Co‐ and Post‐Seismic Mechanisms of the 2020 Mw 6.3 Yutian Earthquake and Local Stress Evolution

Abstract

AbstractThe Mw 6.3 Yutian earthquake, occurred in northwestern Tibet on 25 June 2020, is one of the major events sequentially occurring in the region following the 2008 Mw 7.2, 2012 Mw 6.2, and 2014 Mw 6.9 earthquakes, and is of great significance for studying the tectonic activity and assessing future seismic hazards in the region. In this study, we used Sentinel‐1 Synthetic Aperture Radar images to retrieve co‐ and post‐seismic deformation and to investigate the coseismic rupture behavior of the fault and the mechanisms of postseismic deformation.
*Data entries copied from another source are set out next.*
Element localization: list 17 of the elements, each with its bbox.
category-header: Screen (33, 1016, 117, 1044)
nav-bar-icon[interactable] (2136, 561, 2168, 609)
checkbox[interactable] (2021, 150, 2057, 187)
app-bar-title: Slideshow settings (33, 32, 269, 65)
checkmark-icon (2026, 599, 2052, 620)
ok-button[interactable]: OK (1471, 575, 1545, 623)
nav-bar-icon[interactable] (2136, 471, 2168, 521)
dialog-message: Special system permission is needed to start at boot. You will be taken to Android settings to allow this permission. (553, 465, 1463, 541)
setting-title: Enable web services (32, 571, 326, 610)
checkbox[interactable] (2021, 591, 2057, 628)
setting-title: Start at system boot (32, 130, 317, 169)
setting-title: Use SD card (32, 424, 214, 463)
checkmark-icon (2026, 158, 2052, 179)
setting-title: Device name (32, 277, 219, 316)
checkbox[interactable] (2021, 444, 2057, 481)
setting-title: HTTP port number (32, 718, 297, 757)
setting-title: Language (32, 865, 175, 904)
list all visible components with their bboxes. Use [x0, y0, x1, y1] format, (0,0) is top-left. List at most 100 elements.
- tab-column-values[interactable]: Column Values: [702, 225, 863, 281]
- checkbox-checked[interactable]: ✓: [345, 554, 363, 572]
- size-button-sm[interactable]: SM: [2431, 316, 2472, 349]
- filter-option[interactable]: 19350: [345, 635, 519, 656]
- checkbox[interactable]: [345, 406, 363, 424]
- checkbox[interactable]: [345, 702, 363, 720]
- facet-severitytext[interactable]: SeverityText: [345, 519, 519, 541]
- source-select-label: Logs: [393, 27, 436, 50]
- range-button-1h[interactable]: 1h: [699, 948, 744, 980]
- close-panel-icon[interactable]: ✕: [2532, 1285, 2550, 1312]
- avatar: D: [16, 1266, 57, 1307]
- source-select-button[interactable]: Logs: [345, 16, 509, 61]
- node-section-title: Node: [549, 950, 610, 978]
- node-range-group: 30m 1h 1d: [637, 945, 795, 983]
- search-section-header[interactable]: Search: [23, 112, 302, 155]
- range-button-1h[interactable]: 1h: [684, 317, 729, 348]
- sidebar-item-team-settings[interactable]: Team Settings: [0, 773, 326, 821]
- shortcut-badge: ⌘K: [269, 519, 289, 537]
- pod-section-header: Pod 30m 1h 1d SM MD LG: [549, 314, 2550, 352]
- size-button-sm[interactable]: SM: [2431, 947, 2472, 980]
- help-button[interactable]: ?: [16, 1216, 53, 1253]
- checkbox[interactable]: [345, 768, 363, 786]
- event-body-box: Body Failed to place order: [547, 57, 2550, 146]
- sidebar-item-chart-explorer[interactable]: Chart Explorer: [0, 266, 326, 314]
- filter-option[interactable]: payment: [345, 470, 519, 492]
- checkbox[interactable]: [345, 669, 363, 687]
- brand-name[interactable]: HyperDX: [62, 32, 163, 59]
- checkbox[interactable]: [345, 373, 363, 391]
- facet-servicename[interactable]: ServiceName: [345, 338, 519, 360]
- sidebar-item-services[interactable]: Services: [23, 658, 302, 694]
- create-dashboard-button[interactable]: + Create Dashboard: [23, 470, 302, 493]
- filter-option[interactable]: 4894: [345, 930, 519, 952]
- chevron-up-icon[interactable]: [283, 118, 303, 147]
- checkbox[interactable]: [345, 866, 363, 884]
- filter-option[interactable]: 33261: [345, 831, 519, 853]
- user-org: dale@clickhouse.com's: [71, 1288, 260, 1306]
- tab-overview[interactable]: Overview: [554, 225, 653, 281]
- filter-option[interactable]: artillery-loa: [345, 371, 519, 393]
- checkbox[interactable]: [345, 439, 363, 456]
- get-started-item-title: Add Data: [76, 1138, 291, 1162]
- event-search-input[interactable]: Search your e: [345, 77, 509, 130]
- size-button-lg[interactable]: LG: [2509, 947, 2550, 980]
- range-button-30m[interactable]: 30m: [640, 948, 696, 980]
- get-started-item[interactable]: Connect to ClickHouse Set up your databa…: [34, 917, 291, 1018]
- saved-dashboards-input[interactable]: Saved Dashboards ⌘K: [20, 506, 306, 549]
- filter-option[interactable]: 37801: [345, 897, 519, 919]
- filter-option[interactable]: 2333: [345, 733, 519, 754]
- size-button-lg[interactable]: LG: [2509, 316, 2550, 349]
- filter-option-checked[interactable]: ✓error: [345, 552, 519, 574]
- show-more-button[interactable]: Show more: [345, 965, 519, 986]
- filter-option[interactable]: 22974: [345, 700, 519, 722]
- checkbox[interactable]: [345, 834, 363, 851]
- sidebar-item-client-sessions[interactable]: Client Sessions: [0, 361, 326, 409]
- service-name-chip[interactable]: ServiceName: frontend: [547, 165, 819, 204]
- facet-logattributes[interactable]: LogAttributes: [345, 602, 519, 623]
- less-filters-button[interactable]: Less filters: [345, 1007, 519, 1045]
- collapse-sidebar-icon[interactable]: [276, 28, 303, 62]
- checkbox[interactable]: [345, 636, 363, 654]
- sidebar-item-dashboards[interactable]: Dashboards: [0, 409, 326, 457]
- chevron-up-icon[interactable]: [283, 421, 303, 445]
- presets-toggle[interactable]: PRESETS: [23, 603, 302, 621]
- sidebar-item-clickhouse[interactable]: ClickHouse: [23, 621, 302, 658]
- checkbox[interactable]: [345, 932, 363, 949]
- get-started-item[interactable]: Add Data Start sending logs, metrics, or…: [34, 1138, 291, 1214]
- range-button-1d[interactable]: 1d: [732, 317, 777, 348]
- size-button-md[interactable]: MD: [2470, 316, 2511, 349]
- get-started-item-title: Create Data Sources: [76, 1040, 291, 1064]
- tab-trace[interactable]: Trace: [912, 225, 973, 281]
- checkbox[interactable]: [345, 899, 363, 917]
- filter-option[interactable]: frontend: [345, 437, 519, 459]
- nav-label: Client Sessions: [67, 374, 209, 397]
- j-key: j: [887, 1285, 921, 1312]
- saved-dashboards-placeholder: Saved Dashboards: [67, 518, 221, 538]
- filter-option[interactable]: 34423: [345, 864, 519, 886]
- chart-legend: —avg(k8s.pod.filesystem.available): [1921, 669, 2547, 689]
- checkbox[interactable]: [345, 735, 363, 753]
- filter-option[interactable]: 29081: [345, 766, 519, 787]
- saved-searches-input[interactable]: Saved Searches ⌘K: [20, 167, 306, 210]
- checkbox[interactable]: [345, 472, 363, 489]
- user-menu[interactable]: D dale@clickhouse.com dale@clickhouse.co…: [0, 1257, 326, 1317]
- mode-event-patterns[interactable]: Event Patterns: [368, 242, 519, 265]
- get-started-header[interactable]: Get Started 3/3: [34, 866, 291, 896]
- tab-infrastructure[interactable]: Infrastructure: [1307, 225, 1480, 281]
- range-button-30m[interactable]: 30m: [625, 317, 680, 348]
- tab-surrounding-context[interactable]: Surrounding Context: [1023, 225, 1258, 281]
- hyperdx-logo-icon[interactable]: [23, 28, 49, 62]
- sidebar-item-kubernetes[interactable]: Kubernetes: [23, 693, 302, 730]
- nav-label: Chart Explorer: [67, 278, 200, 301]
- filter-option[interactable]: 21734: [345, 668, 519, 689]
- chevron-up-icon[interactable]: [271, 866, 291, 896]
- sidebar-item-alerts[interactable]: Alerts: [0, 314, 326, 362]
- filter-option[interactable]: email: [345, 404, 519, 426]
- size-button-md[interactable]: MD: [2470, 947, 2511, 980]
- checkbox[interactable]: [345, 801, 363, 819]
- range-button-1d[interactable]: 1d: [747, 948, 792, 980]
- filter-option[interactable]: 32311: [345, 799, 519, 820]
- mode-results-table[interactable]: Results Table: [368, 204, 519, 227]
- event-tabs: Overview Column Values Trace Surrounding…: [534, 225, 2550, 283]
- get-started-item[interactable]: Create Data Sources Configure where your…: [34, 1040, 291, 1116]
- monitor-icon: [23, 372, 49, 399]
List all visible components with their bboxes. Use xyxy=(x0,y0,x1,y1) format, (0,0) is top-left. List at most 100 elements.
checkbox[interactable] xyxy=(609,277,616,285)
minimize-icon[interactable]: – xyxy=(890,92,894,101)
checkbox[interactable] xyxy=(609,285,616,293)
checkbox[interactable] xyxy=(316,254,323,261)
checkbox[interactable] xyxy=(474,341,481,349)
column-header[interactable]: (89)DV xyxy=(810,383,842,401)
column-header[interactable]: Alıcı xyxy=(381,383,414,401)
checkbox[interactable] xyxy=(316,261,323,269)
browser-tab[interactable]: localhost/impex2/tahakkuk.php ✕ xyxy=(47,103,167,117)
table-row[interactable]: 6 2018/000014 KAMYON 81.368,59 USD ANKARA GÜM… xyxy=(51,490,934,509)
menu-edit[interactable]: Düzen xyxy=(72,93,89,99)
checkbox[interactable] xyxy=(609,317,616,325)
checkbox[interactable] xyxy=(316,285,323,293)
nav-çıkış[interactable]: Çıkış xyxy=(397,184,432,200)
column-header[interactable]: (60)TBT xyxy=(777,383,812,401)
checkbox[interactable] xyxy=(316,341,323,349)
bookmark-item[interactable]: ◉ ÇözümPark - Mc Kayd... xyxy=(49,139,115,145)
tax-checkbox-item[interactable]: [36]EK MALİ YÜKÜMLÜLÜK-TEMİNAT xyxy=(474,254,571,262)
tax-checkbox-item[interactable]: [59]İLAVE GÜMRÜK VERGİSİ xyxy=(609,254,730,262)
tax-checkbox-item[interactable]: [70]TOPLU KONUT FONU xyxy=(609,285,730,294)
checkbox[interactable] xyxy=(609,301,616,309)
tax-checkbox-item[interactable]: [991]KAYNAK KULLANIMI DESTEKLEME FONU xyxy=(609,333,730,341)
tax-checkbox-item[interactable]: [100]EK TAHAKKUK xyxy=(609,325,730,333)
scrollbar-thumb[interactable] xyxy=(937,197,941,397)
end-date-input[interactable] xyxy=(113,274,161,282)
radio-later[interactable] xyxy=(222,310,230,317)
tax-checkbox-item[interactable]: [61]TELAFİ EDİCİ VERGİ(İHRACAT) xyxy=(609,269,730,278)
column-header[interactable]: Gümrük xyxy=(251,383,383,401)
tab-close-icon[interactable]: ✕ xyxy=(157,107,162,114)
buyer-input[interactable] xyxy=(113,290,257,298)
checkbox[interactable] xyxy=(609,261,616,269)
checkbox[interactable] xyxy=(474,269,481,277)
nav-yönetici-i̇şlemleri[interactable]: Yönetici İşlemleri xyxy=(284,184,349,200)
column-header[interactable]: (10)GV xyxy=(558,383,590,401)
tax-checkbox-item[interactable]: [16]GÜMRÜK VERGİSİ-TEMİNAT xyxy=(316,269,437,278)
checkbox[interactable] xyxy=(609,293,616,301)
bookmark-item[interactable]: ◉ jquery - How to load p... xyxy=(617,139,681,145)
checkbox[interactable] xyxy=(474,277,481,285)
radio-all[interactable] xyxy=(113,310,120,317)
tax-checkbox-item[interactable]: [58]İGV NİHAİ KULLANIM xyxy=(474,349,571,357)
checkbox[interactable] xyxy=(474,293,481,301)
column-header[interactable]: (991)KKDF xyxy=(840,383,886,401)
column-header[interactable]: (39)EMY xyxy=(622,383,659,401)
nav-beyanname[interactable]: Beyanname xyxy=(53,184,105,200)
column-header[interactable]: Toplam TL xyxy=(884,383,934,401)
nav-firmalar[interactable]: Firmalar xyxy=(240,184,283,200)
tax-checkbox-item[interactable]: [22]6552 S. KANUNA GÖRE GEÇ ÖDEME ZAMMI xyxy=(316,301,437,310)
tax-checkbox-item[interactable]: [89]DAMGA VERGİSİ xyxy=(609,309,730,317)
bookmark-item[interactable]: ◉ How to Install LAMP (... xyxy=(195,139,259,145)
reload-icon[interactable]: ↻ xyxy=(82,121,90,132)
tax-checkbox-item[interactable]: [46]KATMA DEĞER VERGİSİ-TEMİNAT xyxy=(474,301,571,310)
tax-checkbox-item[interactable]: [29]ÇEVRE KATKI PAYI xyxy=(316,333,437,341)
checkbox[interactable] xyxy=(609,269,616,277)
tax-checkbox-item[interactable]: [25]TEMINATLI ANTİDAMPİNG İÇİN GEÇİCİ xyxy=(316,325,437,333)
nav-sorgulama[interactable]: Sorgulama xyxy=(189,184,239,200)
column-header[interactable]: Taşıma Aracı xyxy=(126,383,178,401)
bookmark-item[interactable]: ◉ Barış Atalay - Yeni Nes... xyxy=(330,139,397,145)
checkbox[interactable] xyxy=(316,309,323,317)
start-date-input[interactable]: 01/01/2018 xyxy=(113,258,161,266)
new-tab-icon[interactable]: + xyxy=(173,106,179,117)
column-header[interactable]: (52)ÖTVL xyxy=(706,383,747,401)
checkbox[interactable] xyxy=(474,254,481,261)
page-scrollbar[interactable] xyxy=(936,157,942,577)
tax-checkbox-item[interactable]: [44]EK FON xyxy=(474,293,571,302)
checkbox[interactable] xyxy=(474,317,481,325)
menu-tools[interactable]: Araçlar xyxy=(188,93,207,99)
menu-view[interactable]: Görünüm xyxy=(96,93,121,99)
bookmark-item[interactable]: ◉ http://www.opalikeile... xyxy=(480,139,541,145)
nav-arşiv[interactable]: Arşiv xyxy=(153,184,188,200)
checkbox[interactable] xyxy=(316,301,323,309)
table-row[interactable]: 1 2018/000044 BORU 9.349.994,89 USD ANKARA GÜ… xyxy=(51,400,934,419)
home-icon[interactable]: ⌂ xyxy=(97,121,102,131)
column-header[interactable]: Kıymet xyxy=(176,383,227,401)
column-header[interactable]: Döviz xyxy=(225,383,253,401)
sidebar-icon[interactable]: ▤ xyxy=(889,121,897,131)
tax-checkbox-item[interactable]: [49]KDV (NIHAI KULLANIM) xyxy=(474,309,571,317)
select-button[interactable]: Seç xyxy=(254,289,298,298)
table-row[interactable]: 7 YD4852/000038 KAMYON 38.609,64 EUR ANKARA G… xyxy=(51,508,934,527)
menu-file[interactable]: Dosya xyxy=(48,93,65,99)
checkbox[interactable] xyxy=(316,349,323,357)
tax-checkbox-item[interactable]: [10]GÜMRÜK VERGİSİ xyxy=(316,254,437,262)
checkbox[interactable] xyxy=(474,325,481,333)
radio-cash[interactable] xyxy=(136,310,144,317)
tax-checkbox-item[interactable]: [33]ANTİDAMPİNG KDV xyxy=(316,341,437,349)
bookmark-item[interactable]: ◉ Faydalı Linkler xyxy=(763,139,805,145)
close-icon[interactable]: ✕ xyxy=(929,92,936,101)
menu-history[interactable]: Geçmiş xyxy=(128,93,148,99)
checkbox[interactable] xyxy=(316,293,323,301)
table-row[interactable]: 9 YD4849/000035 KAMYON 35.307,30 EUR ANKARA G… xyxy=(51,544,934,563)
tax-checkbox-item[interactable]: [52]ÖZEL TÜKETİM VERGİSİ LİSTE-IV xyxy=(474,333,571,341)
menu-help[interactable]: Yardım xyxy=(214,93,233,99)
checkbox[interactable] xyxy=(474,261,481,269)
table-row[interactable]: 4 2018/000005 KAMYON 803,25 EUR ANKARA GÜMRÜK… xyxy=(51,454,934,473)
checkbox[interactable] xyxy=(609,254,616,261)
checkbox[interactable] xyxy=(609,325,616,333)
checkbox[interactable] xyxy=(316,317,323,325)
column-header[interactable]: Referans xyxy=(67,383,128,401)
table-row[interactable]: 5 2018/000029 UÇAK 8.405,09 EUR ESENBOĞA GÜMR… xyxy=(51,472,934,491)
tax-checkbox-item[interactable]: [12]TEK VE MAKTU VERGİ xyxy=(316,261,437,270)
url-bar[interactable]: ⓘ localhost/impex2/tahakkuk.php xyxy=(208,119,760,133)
Based on the slip models of recent four nearby major earthquakes, we explored the local stress evolution, triggering mechanism of the 2020 event and future regional seismic hazards. Postseismic modeling reveals that afterslip on fault patches surrounding the ruptured co‐seismic patches is the main mechanism responsible for the near‐field deformation, with the poroelastic rebound relaxation only accounts for maximumly 25% of the ground displacement and limited impact on the overall deformation pattern. The Coulomb failure stress changes (ΔCFS) suggest that the 2020 Yutian earthquake was inhibited by the 2008 Mw 7.2 earthquake but facilitated by the 2012 Mw 6.2 and 2014 Mw 6.9 earthquakes, resulting in an overall ΔCFS with a large lateral gradient on the 2020 fault. Stress concentrations on nearby major faults indicate increasing chances of seismic hazards in the eastern section of the Altyn Tagh fault at 82.8°E, the western section of the Guozha Co fault at 81.5°E and the entire section of the Ashikule fault.